U vraagt wat wij zullen doen als Vlaamse overheid inzake goedkopere tarieven. Ik nodig u uit om eens opnieuw naar de benchmark te kijken die we in december 2020 hebben gelanceerd. Daaruit blijkt dat Vlaanderen voor zowel de meerrittenkaarten als de abonnementen tot de gebieden met de laagste tarieven behoort, de allerlaagste. De middengroep heeft ruim 50 procent hogere tarieven, zowel voor de eenrittenkaarten als de abonnementen als de meerrittenkaarten. We zitten dus al heel laag met onze tarieven.
We hebben recent een openbaredienstencontract kunnen afsluiten met De Lijn – we zullen het daar morgen in detail over hebben – en daar zetten we in op drie grote kernbegrippen. We willen met De Lijn volop de transitie inzetten en volop kiezen voor meer en beter openbaar vervoer. Daarin staan klantvriendelijkheid, duurzaamheid en efficiëntie centraal.
Daar verankeren we ook dat we ieder jaar opnieuw ruim 1 miljard euro aan exploitatiekosten geven aan De Lijn. Daarnaast verankeren we dat we de komende vijf jaar ieder jaar opnieuw minstens 270 miljoen euro zullen investeren in De Lijn. Dat zal sowieso zorgen voor een volledige kentering, voor een volledige transitie, waarbij De Lijn veel attractiever zal zijn en waarbij we volop werk kunnen maken van die modal shift.
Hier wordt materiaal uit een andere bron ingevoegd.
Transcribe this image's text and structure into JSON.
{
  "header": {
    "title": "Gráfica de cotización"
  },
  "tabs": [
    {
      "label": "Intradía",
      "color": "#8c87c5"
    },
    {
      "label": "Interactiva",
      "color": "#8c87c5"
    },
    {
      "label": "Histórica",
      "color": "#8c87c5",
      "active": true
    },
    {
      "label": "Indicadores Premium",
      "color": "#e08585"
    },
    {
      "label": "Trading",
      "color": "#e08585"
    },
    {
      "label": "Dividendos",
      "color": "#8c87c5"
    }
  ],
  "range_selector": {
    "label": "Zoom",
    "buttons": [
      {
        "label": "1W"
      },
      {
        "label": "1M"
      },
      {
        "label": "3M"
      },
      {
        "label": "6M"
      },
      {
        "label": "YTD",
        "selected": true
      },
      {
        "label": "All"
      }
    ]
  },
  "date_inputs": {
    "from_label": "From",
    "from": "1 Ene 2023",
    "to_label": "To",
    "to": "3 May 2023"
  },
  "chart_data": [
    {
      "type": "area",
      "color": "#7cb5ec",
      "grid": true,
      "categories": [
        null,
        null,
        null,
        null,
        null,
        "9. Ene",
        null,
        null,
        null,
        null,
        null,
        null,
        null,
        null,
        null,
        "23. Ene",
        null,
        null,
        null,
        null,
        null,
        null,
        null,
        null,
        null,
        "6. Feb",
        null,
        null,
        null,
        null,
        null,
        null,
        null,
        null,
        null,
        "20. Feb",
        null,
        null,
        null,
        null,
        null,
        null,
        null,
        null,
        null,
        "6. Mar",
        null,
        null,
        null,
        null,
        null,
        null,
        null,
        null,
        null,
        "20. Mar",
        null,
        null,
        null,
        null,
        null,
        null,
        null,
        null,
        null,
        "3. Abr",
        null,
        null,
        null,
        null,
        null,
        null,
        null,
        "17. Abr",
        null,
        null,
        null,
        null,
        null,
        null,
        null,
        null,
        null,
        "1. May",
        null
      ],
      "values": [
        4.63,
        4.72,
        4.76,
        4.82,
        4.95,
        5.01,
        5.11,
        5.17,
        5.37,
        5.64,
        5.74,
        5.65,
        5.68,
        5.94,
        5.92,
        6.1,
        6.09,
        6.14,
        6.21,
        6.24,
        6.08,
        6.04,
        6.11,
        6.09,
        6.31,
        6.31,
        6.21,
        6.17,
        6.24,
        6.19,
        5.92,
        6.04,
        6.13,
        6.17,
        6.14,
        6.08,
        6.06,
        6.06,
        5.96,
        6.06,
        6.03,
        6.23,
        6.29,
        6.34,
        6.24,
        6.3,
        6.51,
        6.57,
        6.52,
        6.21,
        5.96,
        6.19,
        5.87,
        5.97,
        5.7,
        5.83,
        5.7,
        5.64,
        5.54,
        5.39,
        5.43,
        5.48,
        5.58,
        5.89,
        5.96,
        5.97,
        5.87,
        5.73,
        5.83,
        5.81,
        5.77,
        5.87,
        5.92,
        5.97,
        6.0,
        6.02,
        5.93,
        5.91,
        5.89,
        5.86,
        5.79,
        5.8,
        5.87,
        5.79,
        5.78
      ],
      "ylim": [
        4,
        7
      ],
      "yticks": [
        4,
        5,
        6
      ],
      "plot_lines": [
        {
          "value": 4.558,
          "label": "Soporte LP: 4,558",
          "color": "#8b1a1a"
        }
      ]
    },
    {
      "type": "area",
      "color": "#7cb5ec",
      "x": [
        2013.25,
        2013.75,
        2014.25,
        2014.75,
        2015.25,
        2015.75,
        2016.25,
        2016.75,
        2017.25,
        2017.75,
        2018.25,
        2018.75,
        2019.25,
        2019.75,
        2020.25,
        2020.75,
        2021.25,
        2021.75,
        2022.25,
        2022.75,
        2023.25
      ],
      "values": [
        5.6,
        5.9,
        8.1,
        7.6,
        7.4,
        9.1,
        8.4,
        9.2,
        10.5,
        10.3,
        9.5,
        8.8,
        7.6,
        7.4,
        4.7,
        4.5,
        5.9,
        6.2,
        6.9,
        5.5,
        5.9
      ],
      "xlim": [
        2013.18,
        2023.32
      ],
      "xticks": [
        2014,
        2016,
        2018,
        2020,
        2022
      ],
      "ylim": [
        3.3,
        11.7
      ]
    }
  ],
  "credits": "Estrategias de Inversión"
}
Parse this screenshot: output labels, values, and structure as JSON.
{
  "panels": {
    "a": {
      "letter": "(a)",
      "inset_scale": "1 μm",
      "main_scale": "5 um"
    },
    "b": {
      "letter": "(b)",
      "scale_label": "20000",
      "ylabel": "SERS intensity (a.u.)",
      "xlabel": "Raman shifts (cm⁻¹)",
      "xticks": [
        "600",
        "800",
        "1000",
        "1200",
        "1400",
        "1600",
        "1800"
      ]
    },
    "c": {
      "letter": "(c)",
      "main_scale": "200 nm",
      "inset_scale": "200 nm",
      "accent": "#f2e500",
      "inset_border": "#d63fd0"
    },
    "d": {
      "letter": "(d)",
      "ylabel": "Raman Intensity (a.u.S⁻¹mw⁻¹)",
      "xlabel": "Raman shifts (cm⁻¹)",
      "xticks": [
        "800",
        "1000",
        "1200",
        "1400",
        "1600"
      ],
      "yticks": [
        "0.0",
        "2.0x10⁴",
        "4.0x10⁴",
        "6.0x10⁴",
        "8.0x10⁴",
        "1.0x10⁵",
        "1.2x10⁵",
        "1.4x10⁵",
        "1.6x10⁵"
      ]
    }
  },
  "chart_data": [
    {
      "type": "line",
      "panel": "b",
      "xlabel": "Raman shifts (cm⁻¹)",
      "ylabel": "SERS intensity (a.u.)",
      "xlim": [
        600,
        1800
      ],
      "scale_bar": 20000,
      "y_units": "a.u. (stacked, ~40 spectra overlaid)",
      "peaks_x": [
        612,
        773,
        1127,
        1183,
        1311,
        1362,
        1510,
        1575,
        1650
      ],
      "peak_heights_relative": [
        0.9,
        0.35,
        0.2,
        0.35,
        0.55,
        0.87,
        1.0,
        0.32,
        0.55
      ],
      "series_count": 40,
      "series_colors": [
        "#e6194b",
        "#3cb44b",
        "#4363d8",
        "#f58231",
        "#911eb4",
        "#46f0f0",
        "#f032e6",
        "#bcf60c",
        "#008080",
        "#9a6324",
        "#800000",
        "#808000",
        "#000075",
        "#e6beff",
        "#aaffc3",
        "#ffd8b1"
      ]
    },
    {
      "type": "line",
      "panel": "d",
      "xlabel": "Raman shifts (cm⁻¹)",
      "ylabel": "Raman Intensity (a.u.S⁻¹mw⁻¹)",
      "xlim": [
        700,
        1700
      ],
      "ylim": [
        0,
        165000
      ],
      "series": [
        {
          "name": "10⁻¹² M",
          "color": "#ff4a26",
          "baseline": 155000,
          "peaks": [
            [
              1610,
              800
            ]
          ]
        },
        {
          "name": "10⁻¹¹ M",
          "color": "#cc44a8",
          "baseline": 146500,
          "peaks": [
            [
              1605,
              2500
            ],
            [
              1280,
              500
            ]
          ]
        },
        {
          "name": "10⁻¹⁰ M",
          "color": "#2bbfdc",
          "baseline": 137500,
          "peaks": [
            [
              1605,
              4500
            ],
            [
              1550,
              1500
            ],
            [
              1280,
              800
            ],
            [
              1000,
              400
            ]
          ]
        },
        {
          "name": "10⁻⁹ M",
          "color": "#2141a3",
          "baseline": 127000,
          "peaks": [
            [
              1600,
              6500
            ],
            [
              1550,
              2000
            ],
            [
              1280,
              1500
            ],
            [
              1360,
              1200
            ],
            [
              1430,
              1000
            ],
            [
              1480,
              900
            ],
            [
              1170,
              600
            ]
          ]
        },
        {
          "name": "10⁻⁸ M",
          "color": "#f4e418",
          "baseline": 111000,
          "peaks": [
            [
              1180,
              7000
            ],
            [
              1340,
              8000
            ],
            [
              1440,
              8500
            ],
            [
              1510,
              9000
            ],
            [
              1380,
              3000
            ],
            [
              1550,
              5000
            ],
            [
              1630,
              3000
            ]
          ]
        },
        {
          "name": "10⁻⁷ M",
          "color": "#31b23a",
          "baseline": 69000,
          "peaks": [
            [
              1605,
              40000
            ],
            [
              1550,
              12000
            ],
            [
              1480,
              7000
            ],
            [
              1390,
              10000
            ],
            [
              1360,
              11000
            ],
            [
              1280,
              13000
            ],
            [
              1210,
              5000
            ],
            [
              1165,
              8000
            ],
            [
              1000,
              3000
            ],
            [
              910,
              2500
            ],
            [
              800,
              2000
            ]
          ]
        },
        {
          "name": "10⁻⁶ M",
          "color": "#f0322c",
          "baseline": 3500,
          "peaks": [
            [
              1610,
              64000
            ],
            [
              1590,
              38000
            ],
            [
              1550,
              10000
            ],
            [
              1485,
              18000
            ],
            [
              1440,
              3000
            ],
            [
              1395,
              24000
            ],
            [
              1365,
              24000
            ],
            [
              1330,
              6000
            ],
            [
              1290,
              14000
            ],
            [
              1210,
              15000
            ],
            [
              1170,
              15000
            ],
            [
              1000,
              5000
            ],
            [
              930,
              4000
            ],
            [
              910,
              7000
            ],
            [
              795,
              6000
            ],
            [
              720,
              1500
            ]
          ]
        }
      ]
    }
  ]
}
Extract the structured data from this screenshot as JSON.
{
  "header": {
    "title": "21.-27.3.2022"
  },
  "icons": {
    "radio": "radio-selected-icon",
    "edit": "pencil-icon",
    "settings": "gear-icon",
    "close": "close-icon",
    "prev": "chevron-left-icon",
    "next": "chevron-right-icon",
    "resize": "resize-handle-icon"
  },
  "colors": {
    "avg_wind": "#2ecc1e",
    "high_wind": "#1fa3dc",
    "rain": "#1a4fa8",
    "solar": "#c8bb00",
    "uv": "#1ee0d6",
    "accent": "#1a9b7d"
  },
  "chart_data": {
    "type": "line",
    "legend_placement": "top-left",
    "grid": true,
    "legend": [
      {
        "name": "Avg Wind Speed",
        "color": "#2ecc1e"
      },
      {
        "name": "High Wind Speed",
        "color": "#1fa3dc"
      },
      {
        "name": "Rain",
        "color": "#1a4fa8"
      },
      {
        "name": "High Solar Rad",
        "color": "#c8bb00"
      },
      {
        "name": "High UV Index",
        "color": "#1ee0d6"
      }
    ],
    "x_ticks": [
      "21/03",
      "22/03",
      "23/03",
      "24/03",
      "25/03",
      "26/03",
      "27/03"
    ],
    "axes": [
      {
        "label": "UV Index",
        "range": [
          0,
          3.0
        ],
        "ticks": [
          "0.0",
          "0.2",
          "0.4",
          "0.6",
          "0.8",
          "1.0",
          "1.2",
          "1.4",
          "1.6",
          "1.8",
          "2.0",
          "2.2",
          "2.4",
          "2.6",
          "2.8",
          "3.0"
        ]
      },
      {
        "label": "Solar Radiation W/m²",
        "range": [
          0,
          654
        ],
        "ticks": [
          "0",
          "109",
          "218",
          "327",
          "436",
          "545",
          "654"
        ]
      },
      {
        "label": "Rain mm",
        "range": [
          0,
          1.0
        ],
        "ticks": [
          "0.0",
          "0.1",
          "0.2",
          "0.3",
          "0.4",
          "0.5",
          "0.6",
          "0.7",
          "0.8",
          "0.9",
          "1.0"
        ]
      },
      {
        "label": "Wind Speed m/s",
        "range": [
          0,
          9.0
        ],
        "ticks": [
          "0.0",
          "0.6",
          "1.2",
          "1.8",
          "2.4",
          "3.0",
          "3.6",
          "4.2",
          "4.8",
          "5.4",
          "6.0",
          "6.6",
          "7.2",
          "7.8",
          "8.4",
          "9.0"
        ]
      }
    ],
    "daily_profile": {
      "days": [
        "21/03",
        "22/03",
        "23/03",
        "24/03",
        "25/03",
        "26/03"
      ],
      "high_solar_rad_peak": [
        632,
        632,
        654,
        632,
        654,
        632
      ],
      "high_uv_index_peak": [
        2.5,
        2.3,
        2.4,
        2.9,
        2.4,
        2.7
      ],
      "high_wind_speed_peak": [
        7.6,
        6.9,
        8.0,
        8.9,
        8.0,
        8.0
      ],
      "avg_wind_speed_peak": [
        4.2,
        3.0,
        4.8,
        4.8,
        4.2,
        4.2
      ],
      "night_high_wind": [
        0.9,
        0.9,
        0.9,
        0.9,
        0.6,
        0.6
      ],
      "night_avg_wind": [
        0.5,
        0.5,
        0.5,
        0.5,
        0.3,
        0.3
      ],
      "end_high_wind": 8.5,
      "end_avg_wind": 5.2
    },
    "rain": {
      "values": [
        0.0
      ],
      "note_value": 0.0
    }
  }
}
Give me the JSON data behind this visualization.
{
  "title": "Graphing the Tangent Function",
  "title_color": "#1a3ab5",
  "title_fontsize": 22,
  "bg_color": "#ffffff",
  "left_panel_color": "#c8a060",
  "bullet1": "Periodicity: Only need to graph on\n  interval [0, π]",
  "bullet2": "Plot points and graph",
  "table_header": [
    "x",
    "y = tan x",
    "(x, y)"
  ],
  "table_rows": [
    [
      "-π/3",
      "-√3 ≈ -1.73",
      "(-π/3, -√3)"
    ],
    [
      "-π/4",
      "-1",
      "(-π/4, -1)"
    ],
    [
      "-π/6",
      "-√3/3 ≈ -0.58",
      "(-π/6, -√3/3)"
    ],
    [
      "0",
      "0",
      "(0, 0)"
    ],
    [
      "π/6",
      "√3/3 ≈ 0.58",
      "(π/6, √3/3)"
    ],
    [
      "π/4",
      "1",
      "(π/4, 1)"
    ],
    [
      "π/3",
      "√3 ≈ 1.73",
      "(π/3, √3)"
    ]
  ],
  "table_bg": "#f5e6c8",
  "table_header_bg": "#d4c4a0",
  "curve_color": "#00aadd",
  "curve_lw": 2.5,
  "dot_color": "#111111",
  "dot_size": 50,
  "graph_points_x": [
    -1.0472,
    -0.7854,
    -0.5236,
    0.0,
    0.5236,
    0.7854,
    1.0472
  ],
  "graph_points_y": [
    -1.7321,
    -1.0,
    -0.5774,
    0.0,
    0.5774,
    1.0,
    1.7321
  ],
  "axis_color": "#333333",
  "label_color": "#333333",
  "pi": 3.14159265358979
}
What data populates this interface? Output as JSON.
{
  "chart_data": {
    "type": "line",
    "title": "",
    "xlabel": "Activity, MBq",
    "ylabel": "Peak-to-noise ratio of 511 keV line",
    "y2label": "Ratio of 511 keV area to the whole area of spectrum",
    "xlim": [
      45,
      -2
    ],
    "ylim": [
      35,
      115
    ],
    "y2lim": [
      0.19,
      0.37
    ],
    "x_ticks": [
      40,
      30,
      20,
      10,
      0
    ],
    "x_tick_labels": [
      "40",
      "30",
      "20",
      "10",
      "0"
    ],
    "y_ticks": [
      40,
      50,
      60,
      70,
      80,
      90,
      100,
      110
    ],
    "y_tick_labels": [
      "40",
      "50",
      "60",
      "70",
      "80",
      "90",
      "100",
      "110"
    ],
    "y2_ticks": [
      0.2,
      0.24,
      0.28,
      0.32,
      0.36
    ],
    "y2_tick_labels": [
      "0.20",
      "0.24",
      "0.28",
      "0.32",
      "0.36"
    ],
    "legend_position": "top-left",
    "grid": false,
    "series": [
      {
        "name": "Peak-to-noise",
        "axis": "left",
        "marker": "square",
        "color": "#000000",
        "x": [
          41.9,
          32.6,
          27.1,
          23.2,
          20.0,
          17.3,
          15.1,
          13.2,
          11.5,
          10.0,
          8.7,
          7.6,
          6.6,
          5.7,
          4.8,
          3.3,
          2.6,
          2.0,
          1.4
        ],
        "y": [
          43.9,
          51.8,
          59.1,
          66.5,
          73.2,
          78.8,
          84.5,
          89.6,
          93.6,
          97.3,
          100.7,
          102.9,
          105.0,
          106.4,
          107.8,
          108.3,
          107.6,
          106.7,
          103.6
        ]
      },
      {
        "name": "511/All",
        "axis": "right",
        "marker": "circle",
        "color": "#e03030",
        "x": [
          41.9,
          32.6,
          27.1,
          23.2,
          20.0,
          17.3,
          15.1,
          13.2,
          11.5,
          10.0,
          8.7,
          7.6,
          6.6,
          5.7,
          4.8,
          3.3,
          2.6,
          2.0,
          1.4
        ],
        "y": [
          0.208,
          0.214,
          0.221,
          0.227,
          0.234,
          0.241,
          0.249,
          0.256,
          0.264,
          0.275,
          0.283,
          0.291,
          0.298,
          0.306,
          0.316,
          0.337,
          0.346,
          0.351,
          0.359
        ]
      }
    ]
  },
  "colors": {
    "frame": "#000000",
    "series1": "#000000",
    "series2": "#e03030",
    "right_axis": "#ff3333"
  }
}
Daarnaast – en dat hebben we daarstraks ook al gezegd – is de fiets nog altijd de goedkoopste manier om zich te verplaatsen. Het is goedkoop en duurzaam. En daar roepen we ook eenieder toe op. Ook daar investeren we ongeziene budgetten. Ik zie u lachen, ik zie dat u geen voorstander bent van de fiets. Maar toch roep ik eenieder ertoe op om de meest duurzame wijzen van verplaatsing te gebruiken, namelijk de fiets en het openbaar vervoer.
De heer D’Haese heeft het woord.
Minister, ik ben een fervent fietser. Maar ik zal nooit achter de idee staan dat, als het openbaar vervoer voor jou te duur is, je dan maar de fiets moet nemen.
Ik had ergens wel verwacht dat u zou zeggen dat gratis of goedkoper openbaar vervoer heel veel geld kost. U weet misschien dat het in Duitsland een liberale minister is die het ticket van 9 euro heeft ingevoerd. Dat is niet ineens een communist geworden, het is gewoon een goed idee, omdat je mensen daarmee uit de auto haalt, de vervoersarmoede en de luchtvervuiling aanpakt, iets doet voor het klimaat en ervoor zorgt dat we niet allemaal vaststaan in de files.
Want daarover heeft niemand het ooit: de kostprijs van files – ik weet niet of u dat weet – bedraagt 4,5 miljard euro per jaar, van luchtvervuiling 8 miljard euro per jaar, van verkeersongevallen 12,5 miljard euro per jaar. En dan heb ik het nog niet over de klimaatverandering die ons onwaarschijnlijk veel geld zal kosten. Als je dan kijkt naar de kostprijs van bijvoorbeeld gratis openbaar vervoer bij De Lijn, die ongeveer 200 miljoen euro zou kosten, dan denk ik dat dat zijn kost meer dan waard is, minister.
Ik hoop dat u de blik een beetje meer kunt openzetten, dat u kunt kijken naar die goede voorbeelden. Zestig Europese steden kiezen ervoor en wereldwijd zijn het er honderd. En we zien dat, daar waar men kiest voor investeringen in beter en betaalbaarder openbaar vervoer, men ook meer reizigers aantrekt. (Applaus van Kim De Witte)
De heer Maertens heeft het woord.
Collega D’Haese, voor u is het nooit genoeg, dat weten we. Voor u moet het allemaal gratis zijn. Maar iemand moet dat betalen. Waar u het geld haalt, dat zegt u natuurlijk nooit.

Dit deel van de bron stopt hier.